Her son was violent and threatening. So much so that the mother was relieved when he wasn’t home, even though she didn’t know where he was, who he was with or what kind of trouble he was getting into. Her stomach churned when she heard his key in the door. This was not the way to live. And to top it off, she labelled herself a failure. “I had nothing left to give. I was often tearful and overwhelmed,” she recalled.
Then MST arrived. After completing the program, the mother wrote a letter for families who are embarking on the road in search of real, lasting help for their child through MST.
“I am writing this letter because our family has been where you are now, and I wanted to reach out to you, as I know how valuable that would have been for us.
“We have been through 5 months of MST, the therapy is now finished, and we have the perspective of before, during and after (although the after is still quite new).
“Firstly, you are not alone. Many families have been, are and will be where you are now. The good news is that this therapy has been proven to empower families to deal with any and all the behaviours you are currently experiencing.”
Good guidance
She goes on to give very practical and useful advice for new families, advice like trust your therapist and be honest with him or her—and yourself. During the first few weeks, the therapist will be gathering information. Bear in mind, you are not being judged.
“You are probably exhausted from speaking to lots of different professionals. For us it was various teachers, doctors, psychologists, counsellors, social workers etc. All of these people willing to help, but I had to keep repeating myself, and trying to explain different aspects of our problems with no-one having a complete picture.”
It was a relief when the MST therapist came to the home. No more trying to corral her son into meetings in various places. The MST therapist then served as a liaison with all the other professionals.

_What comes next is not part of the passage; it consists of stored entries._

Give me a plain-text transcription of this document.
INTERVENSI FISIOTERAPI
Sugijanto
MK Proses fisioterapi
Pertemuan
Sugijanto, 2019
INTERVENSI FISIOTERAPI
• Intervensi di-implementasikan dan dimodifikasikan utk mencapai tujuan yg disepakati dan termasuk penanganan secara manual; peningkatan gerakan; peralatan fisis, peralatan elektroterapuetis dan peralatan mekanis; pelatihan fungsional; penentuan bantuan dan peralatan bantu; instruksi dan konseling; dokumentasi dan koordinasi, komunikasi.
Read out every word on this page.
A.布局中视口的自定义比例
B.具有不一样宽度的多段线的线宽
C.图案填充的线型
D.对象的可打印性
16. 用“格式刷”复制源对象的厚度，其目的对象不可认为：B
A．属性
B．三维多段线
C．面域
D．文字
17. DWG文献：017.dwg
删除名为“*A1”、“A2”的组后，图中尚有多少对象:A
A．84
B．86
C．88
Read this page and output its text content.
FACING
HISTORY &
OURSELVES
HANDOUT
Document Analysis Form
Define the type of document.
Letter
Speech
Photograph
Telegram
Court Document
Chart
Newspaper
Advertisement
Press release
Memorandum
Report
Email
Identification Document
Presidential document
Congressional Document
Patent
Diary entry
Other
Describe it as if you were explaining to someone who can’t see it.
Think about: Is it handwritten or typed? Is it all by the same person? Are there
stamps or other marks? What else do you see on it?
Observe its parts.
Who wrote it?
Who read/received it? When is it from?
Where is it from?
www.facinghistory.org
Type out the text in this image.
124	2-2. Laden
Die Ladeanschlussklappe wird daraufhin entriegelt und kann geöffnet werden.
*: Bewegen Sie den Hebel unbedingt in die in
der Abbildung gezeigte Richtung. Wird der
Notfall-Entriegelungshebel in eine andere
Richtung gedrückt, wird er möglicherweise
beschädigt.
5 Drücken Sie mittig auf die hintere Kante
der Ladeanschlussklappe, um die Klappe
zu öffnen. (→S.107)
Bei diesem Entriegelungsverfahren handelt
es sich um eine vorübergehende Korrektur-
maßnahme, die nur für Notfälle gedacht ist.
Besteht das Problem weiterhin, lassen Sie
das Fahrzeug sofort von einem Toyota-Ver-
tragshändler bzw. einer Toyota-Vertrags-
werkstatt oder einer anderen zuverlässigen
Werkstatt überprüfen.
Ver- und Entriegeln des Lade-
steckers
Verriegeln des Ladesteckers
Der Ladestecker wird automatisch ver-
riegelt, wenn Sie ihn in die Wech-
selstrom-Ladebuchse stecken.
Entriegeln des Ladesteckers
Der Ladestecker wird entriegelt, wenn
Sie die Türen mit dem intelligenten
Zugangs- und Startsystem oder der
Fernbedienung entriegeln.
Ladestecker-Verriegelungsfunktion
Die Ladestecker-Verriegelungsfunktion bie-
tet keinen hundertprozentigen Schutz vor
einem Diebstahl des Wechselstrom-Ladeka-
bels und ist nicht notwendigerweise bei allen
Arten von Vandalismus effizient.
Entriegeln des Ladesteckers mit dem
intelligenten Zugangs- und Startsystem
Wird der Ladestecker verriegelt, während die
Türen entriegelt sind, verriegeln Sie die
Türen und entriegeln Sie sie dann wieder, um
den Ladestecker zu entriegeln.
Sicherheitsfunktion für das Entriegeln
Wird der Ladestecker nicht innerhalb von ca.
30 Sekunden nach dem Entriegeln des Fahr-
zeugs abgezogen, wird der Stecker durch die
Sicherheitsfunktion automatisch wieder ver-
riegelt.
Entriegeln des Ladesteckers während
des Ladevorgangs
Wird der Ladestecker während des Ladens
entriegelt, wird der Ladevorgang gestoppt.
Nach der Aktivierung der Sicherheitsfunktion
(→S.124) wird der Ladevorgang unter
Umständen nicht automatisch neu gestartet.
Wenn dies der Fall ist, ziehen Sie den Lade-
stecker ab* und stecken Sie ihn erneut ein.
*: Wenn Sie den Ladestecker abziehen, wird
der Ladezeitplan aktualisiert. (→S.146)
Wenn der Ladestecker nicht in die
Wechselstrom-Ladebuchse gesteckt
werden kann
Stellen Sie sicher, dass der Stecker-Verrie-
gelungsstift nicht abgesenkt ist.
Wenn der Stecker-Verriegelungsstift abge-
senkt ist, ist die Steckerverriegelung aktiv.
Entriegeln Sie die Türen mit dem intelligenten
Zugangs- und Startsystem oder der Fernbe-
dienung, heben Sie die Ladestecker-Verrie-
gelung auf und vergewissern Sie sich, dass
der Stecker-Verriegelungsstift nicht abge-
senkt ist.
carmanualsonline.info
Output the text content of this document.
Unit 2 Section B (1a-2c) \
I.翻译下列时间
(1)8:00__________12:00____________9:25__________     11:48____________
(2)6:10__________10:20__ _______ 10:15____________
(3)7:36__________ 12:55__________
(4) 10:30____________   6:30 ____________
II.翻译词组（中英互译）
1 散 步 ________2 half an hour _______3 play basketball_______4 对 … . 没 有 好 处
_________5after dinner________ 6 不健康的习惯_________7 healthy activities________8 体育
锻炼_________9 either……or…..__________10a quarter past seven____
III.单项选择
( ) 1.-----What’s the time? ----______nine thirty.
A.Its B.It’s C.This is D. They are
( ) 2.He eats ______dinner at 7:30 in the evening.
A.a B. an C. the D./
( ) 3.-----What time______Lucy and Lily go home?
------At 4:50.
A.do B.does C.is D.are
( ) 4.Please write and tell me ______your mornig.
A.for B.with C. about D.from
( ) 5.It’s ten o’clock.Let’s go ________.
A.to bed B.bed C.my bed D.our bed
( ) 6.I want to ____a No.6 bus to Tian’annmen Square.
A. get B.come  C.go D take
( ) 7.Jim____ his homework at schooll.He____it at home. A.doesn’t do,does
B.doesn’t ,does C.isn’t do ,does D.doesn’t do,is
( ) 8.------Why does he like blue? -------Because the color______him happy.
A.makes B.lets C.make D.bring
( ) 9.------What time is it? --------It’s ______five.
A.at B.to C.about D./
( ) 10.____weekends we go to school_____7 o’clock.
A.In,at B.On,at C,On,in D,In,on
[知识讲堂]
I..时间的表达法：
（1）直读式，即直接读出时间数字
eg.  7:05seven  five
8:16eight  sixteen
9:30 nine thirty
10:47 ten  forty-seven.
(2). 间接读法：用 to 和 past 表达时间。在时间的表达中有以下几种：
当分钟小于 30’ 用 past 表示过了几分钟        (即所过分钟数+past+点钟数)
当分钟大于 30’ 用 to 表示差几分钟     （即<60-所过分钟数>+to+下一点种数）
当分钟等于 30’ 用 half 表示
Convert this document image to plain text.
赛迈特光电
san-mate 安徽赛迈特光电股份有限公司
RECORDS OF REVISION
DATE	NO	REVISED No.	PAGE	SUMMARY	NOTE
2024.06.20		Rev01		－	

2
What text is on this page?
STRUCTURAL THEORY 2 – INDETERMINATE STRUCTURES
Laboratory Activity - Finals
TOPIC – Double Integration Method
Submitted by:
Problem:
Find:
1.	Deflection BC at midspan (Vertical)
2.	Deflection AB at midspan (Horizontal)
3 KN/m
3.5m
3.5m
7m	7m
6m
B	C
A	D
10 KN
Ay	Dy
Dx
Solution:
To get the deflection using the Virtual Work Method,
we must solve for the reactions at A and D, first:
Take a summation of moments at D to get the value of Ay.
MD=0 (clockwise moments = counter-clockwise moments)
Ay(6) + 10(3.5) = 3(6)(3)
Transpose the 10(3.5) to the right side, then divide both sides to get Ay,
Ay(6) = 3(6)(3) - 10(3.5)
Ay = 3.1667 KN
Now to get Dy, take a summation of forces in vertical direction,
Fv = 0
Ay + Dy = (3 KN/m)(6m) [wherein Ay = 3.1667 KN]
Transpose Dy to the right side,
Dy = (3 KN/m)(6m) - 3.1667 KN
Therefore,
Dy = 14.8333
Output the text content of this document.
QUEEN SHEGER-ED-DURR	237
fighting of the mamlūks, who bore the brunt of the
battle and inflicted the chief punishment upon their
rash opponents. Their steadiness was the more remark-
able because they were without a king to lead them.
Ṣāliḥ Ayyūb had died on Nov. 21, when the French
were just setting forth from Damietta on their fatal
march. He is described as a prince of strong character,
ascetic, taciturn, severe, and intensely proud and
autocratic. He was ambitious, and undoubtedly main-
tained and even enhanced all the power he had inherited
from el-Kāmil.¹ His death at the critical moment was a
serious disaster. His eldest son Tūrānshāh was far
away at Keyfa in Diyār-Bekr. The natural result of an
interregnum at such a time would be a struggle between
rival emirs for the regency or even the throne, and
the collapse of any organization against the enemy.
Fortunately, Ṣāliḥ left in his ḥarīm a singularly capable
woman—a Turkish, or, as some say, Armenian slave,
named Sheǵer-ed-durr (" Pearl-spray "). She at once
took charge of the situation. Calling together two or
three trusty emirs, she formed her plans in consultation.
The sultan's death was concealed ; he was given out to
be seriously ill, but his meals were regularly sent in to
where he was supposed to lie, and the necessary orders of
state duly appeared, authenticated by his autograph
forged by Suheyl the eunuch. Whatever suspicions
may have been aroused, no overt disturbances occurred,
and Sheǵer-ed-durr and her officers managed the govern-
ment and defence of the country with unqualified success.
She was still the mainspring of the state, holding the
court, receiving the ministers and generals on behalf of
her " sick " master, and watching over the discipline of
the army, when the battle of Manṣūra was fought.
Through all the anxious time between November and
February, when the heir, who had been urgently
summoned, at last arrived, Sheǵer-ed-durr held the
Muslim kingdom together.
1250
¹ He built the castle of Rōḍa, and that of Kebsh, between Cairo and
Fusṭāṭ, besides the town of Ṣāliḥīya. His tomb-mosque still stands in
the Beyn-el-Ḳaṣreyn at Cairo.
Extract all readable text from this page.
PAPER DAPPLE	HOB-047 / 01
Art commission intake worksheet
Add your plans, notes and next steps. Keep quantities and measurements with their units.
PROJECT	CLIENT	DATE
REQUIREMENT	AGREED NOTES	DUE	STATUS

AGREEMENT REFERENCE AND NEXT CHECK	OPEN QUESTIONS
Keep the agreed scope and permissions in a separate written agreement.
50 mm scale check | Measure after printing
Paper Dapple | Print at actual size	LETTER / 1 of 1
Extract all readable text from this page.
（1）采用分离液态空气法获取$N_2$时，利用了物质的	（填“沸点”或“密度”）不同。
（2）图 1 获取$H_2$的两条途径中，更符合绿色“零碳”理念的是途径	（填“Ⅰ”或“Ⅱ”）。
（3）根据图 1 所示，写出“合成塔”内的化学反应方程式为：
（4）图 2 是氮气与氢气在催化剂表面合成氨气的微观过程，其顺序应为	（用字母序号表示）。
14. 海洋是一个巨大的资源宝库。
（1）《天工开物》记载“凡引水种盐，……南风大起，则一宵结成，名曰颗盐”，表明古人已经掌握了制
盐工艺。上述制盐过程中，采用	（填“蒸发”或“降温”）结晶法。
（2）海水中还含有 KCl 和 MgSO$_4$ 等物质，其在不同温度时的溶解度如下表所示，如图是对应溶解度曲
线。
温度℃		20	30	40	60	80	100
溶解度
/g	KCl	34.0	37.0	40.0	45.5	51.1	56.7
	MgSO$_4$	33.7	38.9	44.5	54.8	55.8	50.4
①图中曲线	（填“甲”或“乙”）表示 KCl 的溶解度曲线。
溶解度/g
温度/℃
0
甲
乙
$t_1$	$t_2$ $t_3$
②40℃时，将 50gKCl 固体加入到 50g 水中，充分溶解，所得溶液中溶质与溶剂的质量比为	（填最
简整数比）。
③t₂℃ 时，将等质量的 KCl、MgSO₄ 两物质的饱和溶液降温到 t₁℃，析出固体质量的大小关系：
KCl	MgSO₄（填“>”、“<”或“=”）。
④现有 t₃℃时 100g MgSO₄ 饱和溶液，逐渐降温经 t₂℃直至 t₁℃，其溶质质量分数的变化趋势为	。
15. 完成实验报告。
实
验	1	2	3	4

Another piece of advice? When the therapist says you have to change before your child can change, don’t take it as criticism. This mother’s initial reaction was, “I have done everything I can for him, I have revolved my world around his needs and tried to be a good parent and I am the one that has to change?!” But yes, that is true. This family was able to alter their son’s behaviour for the better because they altered how the dealt with him and were able develop interventions that worked.
You aren’t alone
The mother urges others to “Please take heart in this letter from one parent to another and know that by agreeing to this help you have already started to move towards the possibility of a happier family life.
“We are now flying solo, without our therapist and we need to continually review what we have learned and continue to reflect and discuss new situations as they arise. Although there are still challenges to deal with, the power has been tipped back to parent/child and my confidence is high. I don’t doubt myself so much, or seek to take the easy way out.”
Let these words from someone who went through the process and came out a winner inspire all those who are entering or contemplating entering MST.